Se atan las algas a un tambor que las
libera y las sacude. Se agita una guitarra y comienza un río. Alguien mete el
pie en la arena y encuentra un latido de cuerdas. No queda huella cuando cruza
la tormenta de lluvia caliente. Quizá dos grados más en el oído, quizá
kilómetros en la memoria. Aquí nadie se pisa los pies, buceando se comparte el
aire y el hueco que deja el silencio. Los animales dormidos despiertan sus
cuerpos y salen de su cueva espectadora.
No te da tiempo a
preparar el oído y pasa ella, un suspiro, en medio del muro de ruidos, como un
recuerdo al que limpias de arena. Ella es la madera aprendiendo a andar, le
pasa la canción por la cuerda, y la afila.
Hay una orilla donde se
celebra el cuerpo, cuando las olas se despiertan. Hay un ritual inexacto de peces y fuegos,
volver la cabeza a la médula y encontrar una guitarra riendo.
Tenemos sed, la sal nos
baña y los huesos se revuelven antes de la ruina.

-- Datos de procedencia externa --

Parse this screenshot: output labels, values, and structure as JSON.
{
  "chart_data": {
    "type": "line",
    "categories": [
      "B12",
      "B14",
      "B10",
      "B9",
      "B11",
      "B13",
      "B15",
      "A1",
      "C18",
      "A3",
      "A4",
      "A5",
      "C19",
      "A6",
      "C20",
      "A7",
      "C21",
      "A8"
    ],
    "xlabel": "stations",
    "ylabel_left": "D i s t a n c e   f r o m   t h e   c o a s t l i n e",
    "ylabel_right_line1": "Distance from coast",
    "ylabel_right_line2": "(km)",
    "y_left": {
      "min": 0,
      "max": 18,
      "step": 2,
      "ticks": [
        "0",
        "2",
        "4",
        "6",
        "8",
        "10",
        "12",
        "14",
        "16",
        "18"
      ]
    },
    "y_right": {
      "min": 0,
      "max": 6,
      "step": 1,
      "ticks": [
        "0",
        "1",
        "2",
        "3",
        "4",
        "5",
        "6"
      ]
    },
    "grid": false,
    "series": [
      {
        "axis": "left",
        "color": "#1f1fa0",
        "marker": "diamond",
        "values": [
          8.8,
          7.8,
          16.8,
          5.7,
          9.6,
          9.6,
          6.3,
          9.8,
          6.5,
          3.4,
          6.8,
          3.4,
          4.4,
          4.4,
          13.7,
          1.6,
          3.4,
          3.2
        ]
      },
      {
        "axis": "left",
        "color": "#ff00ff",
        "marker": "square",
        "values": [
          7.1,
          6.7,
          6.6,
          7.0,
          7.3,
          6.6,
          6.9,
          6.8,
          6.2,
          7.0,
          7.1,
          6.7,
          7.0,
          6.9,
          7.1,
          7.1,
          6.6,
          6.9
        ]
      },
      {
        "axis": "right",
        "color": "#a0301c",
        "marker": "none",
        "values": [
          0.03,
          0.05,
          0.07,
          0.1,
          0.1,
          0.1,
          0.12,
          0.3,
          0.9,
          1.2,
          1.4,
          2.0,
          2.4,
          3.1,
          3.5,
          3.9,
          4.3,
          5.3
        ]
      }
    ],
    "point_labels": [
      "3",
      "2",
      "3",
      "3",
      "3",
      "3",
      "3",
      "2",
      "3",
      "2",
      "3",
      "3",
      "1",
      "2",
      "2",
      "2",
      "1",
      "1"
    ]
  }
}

Los troncos hundidos y
tiernos caen lento al fondo del río, les nacen cuerdas como venas o paracaídas.
La música navega pasos y
aliento por los brazos, no hay horizonte para quien ya está abierto. Hay algo
en mis dedos parecido a sus dedos hasta que suenan y me convierto en huella. El
sonido trance que sonríe de puntillas.
Cuando un artesano se
lava las manos, el agua escucha la música de mi amigo Manuel.